Personal injury lawsuits are not abused in Oregon



    Dennis Powers' guest opinion about personal injury lawsuits in the Mail Tribune Nov. 22, reveals a slanted view, ignoring the body of law currently on the books which controls the very problems he wants to "fix."

    My best guess would be that I tried over 3,000 cases as a circuit judge in Jackson and other Oregon counties for more than 40 years. Since my retirement in 1997, I have conducted several hundred arbitrations and mediations. Prior to my retirement, Susan Saladoff appeared in my court, and I found her to be a very competent, thorough and reasonable trial lawyer.

    Ah, shame on the big, bad personal injury lawyers who go about suing anybody for anything without restraint and who have driven up the cost of medical malpractice insurance for doctors by their huge malpractice verdicts. We can take some slight comfort in the fact that in most cases, particularly personal injury suits, the poor defendant is a large insurance company who can write off its taxes the high costs of defending its insured.

    At least in Oregon, the judicial system has already anticipated frivolous lawsuits. The Oregon Rules of Civil Procedure provide a means by which a party may request the court to dismiss a case which has no merit. If by chance that case goes on through the system, ORS 20.105 provides that attorney fees can be awarded against the party who has brought the frivolous lawsuit.

    In my entire career, I had only one plaintiff's verdict against a doctor for malpractice. I have mediated malpractice cases where the only issue was what was the value of the damages to the plaintiff.

    How much is a woman's breast worth when it has been removed as a result of a misdiagnosis? How much is a cheek worth when the doctor operated on the wrong side of the face? And, how much is too much when you have a diseased lung, and the doctor removes your good lung?

    Now, what about punitive damages? In Oregon, punitive damages cannot even be included in a claim until the court has had an opportunity to examine the claim and rule that it has some merit. To have merit, in a claim for punitive damages, the defendant must have acted "... with malice or ... a reckless and outrageous indifference to a highly unreasonable risk of harm and ... with a conscious indifference to the health, safety and welfare of others" (ORS 31.730). The standard of proof is by clear and convincing evidence, which is higher than the standard for most civil cases, which is a preponderance of the evidence.

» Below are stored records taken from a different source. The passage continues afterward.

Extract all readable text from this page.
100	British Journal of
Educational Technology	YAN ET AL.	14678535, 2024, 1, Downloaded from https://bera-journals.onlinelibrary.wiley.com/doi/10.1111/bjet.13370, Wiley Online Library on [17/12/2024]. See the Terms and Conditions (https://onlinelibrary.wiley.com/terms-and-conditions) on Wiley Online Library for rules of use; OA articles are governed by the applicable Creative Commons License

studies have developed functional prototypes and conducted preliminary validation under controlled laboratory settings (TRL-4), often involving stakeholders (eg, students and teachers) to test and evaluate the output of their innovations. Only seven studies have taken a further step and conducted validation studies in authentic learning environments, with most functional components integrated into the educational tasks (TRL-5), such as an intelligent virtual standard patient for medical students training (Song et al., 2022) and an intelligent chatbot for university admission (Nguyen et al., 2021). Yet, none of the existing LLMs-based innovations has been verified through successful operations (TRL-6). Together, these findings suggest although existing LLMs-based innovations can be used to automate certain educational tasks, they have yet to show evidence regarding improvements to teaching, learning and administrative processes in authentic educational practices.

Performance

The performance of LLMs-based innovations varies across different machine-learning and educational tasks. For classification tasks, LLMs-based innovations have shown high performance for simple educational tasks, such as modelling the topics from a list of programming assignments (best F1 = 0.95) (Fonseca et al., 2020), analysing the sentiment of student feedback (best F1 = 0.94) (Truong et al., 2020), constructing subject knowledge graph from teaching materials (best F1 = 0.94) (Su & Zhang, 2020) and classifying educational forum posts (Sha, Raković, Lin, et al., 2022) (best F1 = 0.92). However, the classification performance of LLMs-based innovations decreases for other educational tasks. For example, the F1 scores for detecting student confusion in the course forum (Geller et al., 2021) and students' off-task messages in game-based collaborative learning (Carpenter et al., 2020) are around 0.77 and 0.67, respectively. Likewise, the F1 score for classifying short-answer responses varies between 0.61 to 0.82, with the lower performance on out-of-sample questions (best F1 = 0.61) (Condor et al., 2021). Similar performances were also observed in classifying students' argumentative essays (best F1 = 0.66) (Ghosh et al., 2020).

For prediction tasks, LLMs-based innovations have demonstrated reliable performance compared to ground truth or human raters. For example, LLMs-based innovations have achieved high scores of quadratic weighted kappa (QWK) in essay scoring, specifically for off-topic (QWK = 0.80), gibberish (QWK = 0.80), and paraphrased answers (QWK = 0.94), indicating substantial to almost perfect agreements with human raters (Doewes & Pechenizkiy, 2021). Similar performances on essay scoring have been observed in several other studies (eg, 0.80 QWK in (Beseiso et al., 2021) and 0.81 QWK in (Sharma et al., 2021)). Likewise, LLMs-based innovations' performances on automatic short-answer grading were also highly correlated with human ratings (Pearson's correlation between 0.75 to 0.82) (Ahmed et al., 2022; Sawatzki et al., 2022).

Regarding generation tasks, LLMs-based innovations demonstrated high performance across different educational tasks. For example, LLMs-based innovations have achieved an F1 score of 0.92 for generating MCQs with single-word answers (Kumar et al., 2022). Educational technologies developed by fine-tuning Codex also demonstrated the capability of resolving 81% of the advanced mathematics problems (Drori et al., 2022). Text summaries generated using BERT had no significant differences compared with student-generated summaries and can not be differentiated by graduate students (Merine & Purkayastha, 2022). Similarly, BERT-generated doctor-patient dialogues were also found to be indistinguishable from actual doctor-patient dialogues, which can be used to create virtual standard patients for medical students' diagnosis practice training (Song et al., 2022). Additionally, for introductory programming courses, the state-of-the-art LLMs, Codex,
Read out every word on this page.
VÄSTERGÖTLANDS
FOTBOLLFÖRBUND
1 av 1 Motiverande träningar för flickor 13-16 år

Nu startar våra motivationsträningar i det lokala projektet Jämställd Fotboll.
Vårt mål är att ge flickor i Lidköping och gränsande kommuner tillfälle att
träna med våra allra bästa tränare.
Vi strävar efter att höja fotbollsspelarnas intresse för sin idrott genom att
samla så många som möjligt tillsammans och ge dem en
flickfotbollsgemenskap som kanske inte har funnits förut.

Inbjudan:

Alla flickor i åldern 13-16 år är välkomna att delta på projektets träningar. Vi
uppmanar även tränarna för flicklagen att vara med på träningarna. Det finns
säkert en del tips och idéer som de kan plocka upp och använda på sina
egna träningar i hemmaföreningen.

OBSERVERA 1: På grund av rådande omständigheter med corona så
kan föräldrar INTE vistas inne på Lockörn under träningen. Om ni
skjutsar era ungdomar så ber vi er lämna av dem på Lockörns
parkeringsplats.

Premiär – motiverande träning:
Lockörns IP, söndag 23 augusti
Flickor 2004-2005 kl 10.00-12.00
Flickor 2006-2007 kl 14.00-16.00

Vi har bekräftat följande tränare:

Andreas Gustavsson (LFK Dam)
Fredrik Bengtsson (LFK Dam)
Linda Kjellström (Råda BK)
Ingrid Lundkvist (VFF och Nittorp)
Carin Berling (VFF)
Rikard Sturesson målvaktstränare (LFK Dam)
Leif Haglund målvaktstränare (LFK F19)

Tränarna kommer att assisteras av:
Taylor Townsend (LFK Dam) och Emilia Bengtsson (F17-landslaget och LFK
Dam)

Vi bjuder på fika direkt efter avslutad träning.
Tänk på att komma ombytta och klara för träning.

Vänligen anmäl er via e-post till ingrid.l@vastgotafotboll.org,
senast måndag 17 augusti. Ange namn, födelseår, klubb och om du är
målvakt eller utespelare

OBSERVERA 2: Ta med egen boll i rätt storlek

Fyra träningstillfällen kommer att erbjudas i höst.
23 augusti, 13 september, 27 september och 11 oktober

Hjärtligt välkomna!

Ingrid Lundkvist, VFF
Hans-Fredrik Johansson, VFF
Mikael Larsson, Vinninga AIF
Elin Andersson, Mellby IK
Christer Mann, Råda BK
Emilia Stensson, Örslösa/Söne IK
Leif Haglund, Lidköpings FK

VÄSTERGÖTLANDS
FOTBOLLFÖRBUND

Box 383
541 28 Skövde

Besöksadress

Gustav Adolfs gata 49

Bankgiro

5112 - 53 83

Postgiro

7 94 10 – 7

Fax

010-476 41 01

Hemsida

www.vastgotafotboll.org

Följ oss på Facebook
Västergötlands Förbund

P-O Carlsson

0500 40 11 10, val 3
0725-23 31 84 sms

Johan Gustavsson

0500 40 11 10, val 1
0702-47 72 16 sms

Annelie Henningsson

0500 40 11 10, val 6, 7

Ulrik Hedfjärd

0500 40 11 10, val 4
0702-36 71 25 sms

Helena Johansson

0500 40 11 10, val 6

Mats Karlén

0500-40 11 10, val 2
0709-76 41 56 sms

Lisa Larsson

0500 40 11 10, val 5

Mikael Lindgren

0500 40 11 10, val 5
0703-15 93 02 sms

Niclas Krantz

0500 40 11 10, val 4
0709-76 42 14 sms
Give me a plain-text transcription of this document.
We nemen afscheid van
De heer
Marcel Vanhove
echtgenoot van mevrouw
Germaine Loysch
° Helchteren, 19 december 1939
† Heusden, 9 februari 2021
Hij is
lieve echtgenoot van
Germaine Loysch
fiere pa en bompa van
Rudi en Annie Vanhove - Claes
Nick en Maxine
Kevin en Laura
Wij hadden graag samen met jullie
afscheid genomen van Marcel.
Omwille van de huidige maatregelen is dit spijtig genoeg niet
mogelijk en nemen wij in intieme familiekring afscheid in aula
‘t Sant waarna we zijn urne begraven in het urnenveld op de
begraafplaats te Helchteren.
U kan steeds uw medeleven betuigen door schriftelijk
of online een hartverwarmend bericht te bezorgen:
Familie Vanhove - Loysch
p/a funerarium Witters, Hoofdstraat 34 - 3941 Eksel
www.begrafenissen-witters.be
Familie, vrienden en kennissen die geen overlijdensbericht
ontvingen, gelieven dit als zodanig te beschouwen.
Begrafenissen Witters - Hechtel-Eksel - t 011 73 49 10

    Punitive damages are rare and subject to reduction by the court if excessive. Oregon's statutes provide that in the event of a punitive damage award, 60 percent of the award goes to the Oregon Criminal Injuries Compensation Account and only 40 percent goes to the plaintiff, and in no event can an attorney be paid more than 20 percent of the amount of the award.

    American Bar Association studies reflect that in the states which have embraced tort reform, there has been little or no reduction in the costs of medical malpractice insurance. And, keep in mind that the huge punitive damage verdicts which get our attention are returned by juries, not the judges or the lawyers. The people of the community must feel that the defendant needs to be punished, or they would not impose such large sums.

    I have great respect for both the plaintiff and defense lawyers who have appeared before me. They have a job to do, and they do it to the best of their abilities.

    I certainly am not saying that our judicial system does not need change. There are many areas in which it can be improved. What I am saying is that we should look at all sides of the issue and be well educated in the real problems before we start fixing things. Ask the person who is confined to a long life in a wheelchair and requires constant care whether we need caps on tort recoveries and general tort reform.

    Loren Sawyer is a retired Jackson County circuit judge.